Coming late to this discussion, but I'm currently doing research in this 
area and have a publication in submission about it.  What are you trying 
to do specifically with it?  NAND flash, with it's particularly nuanced 
performance behavior, is not right for all applications, but can help if 
you think through most of your workloads and cleverly architect your 
system based off of that.

For instance, there has been some discussion about PCIe vs SATA -- this 
is a good conversation, but what's left out is that many manufacturers 
do not actually use native PCIe "inside" the SSD.  It is piped out from 
the individual nand packages in something like a SATA format, and then 
transcoded to PCIe before going out of the device.  This results in 
latency and bandwidth degredation, and although a bunch of those devices 
on Newegg and elsewhere under the PCIe category report 2 or 3 or 4 GB/s, 
it's closer to just 1 or under.  Latency is still better on these than 
SATA-based ones, but if I just wanted bandwidth I'd buy a few, cheaper, 
SATA-based ones and strap them together with RAID.

On a similar note (discussing the nuances of the setup and the 
components), if your applications are embarrassingly parallel or your 
network is really slow (1Gb Ether) they client-side caching is 
definitely the way to go.  But, if there are ever sync points in the 
applications or you have a higher throughput, lower latency network 
available to you, going for a storage-side cache will allow for 
write-back capabilities as well as higher throughput and lower latency 
promises than a single client side cache could provide.  Basically, this 
boils down to do you want M cheaper devices in each node that don't have 
to go over the network but that are higher latency and lower bandwidth, 
or do you want an aggregation of N more expensive devices that can give 
lower latency and much higher bandwidth, but over the network.
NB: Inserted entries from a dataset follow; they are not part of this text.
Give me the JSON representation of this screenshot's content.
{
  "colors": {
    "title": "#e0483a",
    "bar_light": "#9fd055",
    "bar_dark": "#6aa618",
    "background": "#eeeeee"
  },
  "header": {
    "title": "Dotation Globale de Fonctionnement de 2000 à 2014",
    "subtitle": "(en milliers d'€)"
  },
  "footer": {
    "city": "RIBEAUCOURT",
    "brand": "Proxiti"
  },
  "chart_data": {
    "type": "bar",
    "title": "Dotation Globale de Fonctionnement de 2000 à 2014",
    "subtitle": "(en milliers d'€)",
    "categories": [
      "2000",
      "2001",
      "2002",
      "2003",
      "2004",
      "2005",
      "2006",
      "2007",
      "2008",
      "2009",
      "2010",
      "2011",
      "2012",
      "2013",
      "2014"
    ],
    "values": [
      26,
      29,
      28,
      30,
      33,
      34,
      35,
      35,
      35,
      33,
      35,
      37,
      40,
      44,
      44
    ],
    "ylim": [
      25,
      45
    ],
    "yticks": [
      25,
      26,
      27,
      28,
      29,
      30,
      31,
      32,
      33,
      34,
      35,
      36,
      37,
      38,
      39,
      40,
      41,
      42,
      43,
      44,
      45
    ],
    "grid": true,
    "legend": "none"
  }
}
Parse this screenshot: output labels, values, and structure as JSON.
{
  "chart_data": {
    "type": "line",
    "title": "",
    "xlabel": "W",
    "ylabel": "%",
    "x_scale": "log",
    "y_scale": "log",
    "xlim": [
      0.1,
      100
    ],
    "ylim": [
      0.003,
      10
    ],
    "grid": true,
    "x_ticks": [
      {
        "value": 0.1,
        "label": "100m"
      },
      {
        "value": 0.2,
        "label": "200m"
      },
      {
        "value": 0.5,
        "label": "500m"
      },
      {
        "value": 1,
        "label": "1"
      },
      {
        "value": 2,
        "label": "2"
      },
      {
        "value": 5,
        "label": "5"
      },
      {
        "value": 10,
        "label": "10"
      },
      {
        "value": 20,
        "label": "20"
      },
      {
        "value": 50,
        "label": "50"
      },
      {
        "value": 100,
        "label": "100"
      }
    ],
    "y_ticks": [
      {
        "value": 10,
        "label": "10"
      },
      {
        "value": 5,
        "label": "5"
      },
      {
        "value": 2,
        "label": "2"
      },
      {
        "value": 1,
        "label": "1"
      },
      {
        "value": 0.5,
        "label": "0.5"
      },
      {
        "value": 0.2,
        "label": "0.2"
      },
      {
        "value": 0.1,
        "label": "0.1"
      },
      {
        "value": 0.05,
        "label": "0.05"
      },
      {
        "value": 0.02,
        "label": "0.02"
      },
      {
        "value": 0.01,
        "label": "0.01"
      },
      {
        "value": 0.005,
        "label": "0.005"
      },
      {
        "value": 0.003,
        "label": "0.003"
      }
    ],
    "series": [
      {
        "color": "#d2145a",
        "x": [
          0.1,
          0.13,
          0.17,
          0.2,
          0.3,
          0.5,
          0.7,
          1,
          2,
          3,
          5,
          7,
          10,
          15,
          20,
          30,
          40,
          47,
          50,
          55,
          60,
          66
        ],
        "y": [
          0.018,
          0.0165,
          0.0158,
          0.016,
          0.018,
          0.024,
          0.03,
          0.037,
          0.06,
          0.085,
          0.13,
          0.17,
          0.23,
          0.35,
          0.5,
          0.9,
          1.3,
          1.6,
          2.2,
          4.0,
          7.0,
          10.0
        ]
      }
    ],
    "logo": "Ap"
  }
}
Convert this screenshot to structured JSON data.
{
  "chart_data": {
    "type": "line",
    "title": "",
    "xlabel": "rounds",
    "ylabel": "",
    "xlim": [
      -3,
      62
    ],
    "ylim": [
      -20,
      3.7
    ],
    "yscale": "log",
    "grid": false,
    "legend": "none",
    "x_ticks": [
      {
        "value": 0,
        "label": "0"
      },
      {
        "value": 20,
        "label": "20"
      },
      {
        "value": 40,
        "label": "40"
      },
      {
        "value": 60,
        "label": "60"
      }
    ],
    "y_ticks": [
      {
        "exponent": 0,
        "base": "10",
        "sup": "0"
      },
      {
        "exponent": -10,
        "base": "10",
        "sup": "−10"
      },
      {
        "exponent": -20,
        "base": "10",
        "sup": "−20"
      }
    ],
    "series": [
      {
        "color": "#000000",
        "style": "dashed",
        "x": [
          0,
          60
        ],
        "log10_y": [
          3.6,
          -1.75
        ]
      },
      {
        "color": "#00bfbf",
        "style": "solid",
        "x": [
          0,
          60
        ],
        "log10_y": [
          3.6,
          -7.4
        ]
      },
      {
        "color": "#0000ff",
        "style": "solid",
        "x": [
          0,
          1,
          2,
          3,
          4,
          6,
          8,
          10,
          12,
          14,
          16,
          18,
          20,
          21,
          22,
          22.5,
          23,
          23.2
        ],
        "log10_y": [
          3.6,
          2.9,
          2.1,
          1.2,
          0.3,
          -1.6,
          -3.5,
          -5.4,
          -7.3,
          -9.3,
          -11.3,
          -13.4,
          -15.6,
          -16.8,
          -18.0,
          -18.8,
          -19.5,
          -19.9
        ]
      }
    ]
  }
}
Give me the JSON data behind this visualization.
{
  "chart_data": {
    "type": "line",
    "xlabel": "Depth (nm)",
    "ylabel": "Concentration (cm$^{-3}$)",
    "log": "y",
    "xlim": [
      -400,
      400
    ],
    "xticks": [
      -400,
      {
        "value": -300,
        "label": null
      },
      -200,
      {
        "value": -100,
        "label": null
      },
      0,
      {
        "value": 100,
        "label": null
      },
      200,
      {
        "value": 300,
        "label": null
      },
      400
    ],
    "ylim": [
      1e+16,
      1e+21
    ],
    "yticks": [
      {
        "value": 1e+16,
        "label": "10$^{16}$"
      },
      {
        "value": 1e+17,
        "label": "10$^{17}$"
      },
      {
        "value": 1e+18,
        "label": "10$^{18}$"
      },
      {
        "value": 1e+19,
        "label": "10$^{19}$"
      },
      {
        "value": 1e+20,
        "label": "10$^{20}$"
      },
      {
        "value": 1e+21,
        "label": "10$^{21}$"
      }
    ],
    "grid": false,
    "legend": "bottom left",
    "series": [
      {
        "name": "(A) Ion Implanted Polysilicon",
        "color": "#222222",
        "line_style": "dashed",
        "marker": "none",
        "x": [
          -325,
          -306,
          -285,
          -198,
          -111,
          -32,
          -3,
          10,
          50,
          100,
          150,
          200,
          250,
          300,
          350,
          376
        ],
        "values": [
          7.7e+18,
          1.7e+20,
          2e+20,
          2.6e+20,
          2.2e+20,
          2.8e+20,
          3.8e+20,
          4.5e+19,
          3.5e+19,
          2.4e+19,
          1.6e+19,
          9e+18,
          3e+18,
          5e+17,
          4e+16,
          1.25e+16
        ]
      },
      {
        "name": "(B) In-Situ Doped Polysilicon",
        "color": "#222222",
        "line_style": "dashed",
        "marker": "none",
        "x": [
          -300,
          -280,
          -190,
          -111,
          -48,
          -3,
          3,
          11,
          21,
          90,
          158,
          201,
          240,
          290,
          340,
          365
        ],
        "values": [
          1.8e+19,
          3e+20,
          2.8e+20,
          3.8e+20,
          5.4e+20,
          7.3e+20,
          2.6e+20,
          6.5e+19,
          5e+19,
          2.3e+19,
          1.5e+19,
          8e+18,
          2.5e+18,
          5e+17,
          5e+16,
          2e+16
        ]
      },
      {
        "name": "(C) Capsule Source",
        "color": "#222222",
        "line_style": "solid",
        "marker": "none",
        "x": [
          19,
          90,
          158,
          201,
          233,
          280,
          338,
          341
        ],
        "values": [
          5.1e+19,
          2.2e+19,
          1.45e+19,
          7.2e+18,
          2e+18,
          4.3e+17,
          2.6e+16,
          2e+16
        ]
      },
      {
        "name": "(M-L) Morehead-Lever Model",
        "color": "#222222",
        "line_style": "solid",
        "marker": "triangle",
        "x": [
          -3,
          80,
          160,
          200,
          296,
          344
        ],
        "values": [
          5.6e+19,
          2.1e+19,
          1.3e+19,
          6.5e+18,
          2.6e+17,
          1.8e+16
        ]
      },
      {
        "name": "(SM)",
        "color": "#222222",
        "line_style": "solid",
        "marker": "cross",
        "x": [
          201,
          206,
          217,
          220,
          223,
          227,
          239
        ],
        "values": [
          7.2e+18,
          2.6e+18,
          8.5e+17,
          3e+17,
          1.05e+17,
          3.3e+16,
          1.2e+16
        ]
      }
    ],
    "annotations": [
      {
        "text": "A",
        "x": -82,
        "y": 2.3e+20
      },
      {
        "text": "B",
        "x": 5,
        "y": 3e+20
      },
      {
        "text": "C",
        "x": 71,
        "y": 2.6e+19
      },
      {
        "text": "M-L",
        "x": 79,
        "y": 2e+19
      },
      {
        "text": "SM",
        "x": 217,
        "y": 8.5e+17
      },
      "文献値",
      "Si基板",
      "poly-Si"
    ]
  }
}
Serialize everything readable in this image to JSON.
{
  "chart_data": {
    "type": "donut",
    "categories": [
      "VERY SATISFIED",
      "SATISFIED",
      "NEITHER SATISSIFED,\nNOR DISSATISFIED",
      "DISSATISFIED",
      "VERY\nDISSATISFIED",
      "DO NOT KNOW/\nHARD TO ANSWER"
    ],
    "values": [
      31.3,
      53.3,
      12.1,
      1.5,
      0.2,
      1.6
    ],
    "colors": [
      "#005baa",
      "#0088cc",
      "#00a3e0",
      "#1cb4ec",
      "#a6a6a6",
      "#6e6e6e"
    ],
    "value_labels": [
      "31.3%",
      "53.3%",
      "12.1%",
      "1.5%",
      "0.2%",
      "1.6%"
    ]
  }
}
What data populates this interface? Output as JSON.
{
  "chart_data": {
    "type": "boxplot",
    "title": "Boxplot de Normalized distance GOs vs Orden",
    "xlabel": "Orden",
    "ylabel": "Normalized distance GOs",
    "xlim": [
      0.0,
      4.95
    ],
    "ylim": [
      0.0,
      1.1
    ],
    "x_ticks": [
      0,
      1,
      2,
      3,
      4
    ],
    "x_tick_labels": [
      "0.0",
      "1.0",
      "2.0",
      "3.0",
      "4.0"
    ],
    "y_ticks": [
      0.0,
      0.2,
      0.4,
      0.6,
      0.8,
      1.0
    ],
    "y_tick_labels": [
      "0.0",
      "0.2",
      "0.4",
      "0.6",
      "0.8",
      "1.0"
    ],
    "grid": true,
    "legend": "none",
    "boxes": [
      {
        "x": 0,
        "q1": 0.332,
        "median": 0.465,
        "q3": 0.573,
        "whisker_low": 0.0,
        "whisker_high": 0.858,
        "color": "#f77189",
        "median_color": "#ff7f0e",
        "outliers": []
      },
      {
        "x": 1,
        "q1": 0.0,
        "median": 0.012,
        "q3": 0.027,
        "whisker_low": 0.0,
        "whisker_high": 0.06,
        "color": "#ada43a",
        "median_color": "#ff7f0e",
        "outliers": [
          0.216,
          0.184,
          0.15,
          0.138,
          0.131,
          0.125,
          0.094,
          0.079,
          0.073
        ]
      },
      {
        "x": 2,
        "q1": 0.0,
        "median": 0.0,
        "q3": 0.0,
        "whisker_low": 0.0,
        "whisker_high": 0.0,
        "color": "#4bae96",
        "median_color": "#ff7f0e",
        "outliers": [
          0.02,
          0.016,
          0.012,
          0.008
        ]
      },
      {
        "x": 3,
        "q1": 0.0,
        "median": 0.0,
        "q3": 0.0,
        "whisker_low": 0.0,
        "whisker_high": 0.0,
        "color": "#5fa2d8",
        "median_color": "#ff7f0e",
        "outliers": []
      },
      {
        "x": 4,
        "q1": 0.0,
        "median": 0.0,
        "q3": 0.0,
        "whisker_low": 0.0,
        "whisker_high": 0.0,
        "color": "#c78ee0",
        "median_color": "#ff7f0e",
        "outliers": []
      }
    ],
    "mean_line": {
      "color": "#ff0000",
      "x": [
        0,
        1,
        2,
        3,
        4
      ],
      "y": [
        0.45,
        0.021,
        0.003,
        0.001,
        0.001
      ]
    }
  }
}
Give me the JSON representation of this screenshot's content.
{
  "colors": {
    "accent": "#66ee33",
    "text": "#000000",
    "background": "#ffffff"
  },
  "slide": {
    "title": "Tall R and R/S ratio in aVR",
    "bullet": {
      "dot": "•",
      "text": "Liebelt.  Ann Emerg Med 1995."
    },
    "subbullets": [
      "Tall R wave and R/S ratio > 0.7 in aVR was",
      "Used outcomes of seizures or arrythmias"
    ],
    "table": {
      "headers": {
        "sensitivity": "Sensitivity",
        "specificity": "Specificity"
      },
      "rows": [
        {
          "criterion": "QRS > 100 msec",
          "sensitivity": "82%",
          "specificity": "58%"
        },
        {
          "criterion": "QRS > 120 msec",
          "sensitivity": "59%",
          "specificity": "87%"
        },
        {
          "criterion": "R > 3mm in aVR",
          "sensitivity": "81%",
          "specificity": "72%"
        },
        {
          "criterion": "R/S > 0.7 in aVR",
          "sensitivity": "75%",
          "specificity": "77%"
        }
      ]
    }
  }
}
For an example on how some folks did it with storage-local caches up at 
LBNL see the following paper:

Zheng Zhou et al. An Out-of-core Eigensolver on SSD-equipped Clusters,
in Proc. of Cluster’12

If anybody has any other papers that look at this of worth, or other 
projects that look particularly at client-side SSD caching, I'd love to 
hear about them.  I think in about five years all new compute-nodes will 
be built with some kind of non-volatile cache or storage -- it's just 
too good of a solution, particularly with network bandwidth and latency 
not scaling as fast as NVM properties.

Best,

ellis